1) The ultimate shareholders remain the same

2) No cash leaves the group

3) There is no change in NCI

Therefore, ultimately, the group remains the same - so no effect on group accounts. 

However, individual accounts within the group will be affected.

Questions on group reorganisations are more likely to focus on the principles behind the numbers
rather than the numbers themselves.

  • Eg.

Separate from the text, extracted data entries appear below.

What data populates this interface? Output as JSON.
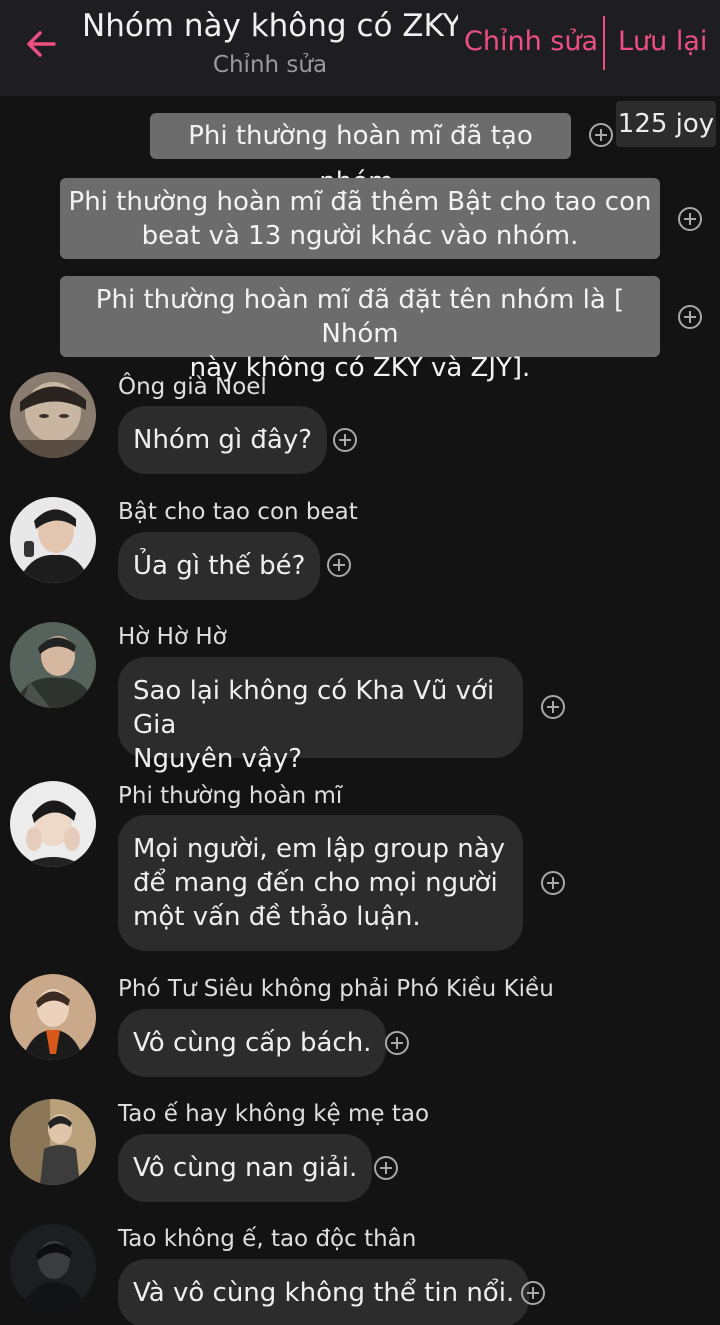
{
  "header": {
    "title": "Nhóm này không có ZKY...",
    "subtitle": "Chỉnh sửa",
    "edit_label": "Chỉnh sửa",
    "save_label": "Lưu lại"
  },
  "badge": "125 joy",
  "system_messages": [
    "Phi thường hoàn mĩ đã tạo nhóm.",
    "Phi thường hoàn mĩ đã thêm Bật cho tao con\nbeat và 13 người khác vào nhóm.",
    "Phi thường hoàn mĩ đã đặt tên nhóm là [ Nhóm\nnày không có ZKY và ZJY]."
  ],
  "messages": [
    {
      "sender": "Ông già Noel",
      "text": "Nhóm gì đây?"
    },
    {
      "sender": "Bật cho tao con beat",
      "text": "Ủa gì thế bé?"
    },
    {
      "sender": "Hờ Hờ Hờ",
      "text": "Sao lại không có Kha Vũ với Gia\nNguyên vậy?"
    },
    {
      "sender": "Phi thường hoàn mĩ",
      "text": "Mọi người, em lập group này\nđể mang đến cho mọi người\nmột vấn đề thảo luận."
    },
    {
      "sender": "Phó Tư Siêu không phải Phó Kiều Kiều",
      "text": "Vô cùng cấp bách."
    },
    {
      "sender": "Tao ế hay không kệ mẹ tao",
      "text": "Vô cùng nan giải."
    },
    {
      "sender": "Tao không ế, tao độc thân",
      "text": "Và vô cùng không thể tin nổi."
    }
  ],
  "colors": {
    "accent": "#ee4f83",
    "background": "#131314",
    "header": "#1e1e20",
    "bubble": "#2c2c2c",
    "system_bubble": "#6c6c6c"
  }
}
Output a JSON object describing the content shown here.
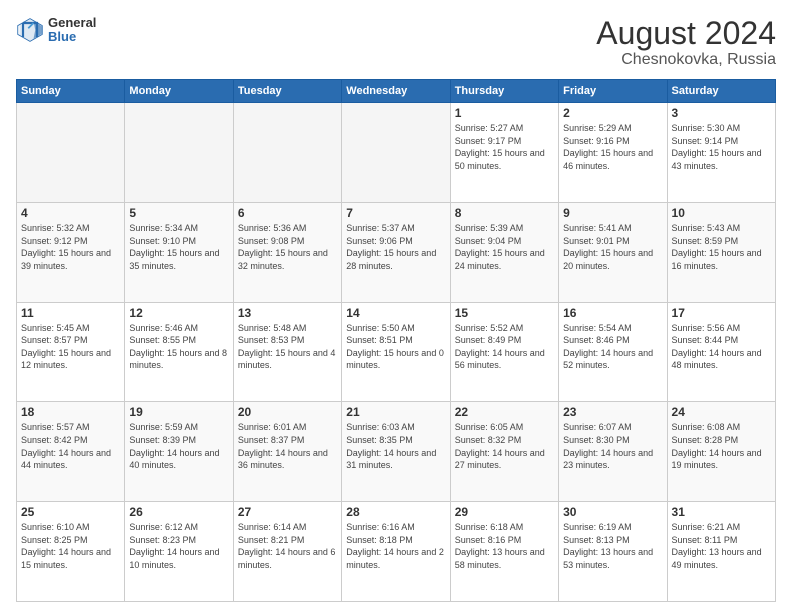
{
  "header": {
    "logo_general": "General",
    "logo_blue": "Blue",
    "month_year": "August 2024",
    "location": "Chesnokovka, Russia"
  },
  "days_of_week": [
    "Sunday",
    "Monday",
    "Tuesday",
    "Wednesday",
    "Thursday",
    "Friday",
    "Saturday"
  ],
  "weeks": [
    [
      {
        "day": "",
        "empty": true
      },
      {
        "day": "",
        "empty": true
      },
      {
        "day": "",
        "empty": true
      },
      {
        "day": "",
        "empty": true
      },
      {
        "day": "1",
        "sunrise": "5:27 AM",
        "sunset": "9:17 PM",
        "daylight": "15 hours and 50 minutes."
      },
      {
        "day": "2",
        "sunrise": "5:29 AM",
        "sunset": "9:16 PM",
        "daylight": "15 hours and 46 minutes."
      },
      {
        "day": "3",
        "sunrise": "5:30 AM",
        "sunset": "9:14 PM",
        "daylight": "15 hours and 43 minutes."
      }
    ],
    [
      {
        "day": "4",
        "sunrise": "5:32 AM",
        "sunset": "9:12 PM",
        "daylight": "15 hours and 39 minutes."
      },
      {
        "day": "5",
        "sunrise": "5:34 AM",
        "sunset": "9:10 PM",
        "daylight": "15 hours and 35 minutes."
      },
      {
        "day": "6",
        "sunrise": "5:36 AM",
        "sunset": "9:08 PM",
        "daylight": "15 hours and 32 minutes."
      },
      {
        "day": "7",
        "sunrise": "5:37 AM",
        "sunset": "9:06 PM",
        "daylight": "15 hours and 28 minutes."
      },
      {
        "day": "8",
        "sunrise": "5:39 AM",
        "sunset": "9:04 PM",
        "daylight": "15 hours and 24 minutes."
      },
      {
        "day": "9",
        "sunrise": "5:41 AM",
        "sunset": "9:01 PM",
        "daylight": "15 hours and 20 minutes."
      },
      {
        "day": "10",
        "sunrise": "5:43 AM",
        "sunset": "8:59 PM",
        "daylight": "15 hours and 16 minutes."
      }
    ],
    [
      {
        "day": "11",
        "sunrise": "5:45 AM",
        "sunset": "8:57 PM",
        "daylight": "15 hours and 12 minutes."
      },
      {
        "day": "12",
        "sunrise": "5:46 AM",
        "sunset": "8:55 PM",
        "daylight": "15 hours and 8 minutes."
      },
      {
        "day": "13",
        "sunrise": "5:48 AM",
        "sunset": "8:53 PM",
        "daylight": "15 hours and 4 minutes."
      },
      {
        "day": "14",
        "sunrise": "5:50 AM",
        "sunset": "8:51 PM",
        "daylight": "15 hours and 0 minutes."
      },
      {
        "day": "15",
        "sunrise": "5:52 AM",
        "sunset": "8:49 PM",
        "daylight": "14 hours and 56 minutes."
      },
      {
        "day": "16",
        "sunrise": "5:54 AM",
        "sunset": "8:46 PM",
        "daylight": "14 hours and 52 minutes."
      },
      {
        "day": "17",
        "sunrise": "5:56 AM",
        "sunset": "8:44 PM",
        "daylight": "14 hours and 48 minutes."
      }
    ],
    [
      {
        "day": "18",
        "sunrise": "5:57 AM",
        "sunset": "8:42 PM",
        "daylight": "14 hours and 44 minutes."
      },
      {
        "day": "19",
        "sunrise": "5:59 AM",
        "sunset": "8:39 PM",
        "daylight": "14 hours and 40 minutes."
      },
      {
        "day": "20",
        "sunrise": "6:01 AM",
        "sunset": "8:37 PM",
        "daylight": "14 hours and 36 minutes."
      },
      {
        "day": "21",
        "sunrise": "6:03 AM",
        "sunset": "8:35 PM",
        "daylight": "14 hours and 31 minutes."
      },
      {
        "day": "22",
        "sunrise": "6:05 AM",
        "sunset": "8:32 PM",
        "daylight": "14 hours and 27 minutes."
      },
      {
        "day": "23",
        "sunrise": "6:07 AM",
        "sunset": "8:30 PM",
        "daylight": "14 hours and 23 minutes."
      },
      {
        "day": "24",
        "sunrise": "6:08 AM",
        "sunset": "8:28 PM",
        "daylight": "14 hours and 19 minutes."
      }
    ],
    [
      {
        "day": "25",
        "sunrise": "6:10 AM",
        "sunset": "8:25 PM",
        "daylight": "14 hours and 15 minutes."
      },
      {
        "day": "26",
        "sunrise": "6:12 AM",
        "sunset": "8:23 PM",
        "daylight": "14 hours and 10 minutes."
      },
      {
        "day": "27",
        "sunrise": "6:14 AM",
        "sunset": "8:21 PM",
        "daylight": "14 hours and 6 minutes."
      },
      {
        "day": "28",
        "sunrise": "6:16 AM",
        "sunset": "8:18 PM",
        "daylight": "14 hours and 2 minutes."
      },
      {
        "day": "29",
        "sunrise": "6:18 AM",
        "sunset": "8:16 PM",
        "daylight": "13 hours and 58 minutes."
      },
      {
        "day": "30",
        "sunrise": "6:19 AM",
        "sunset": "8:13 PM",
        "daylight": "13 hours and 53 minutes."
      },
      {
        "day": "31",
        "sunrise": "6:21 AM",
        "sunset": "8:11 PM",
        "daylight": "13 hours and 49 minutes."
      }
    ]
  ]
}
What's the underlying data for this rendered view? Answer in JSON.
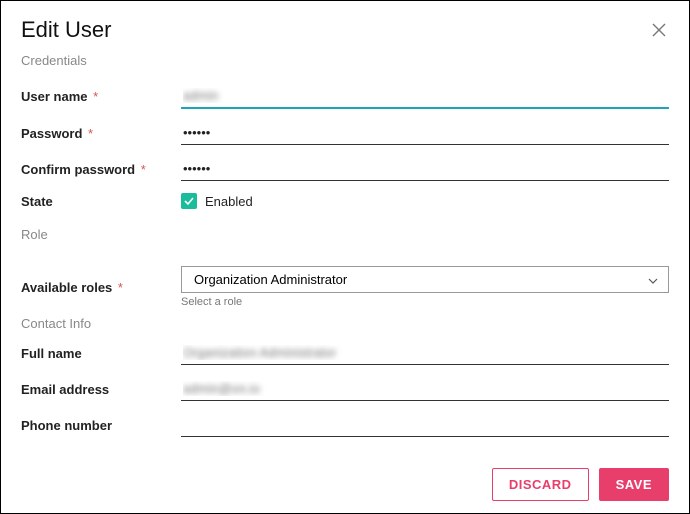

Sub-subsidiary becomes a subsidiary 

    How?
    P buys S2 for cash (or other assets) or
    S1 could pay a dividend to P in the form of the shares in S2

    Effect
    Just means that S2 now reports directly to P rather then through S1

    This means S2 can be sold off without selling off S1. 

    Also means S1 and S2 report independently to P (Divisionalisation)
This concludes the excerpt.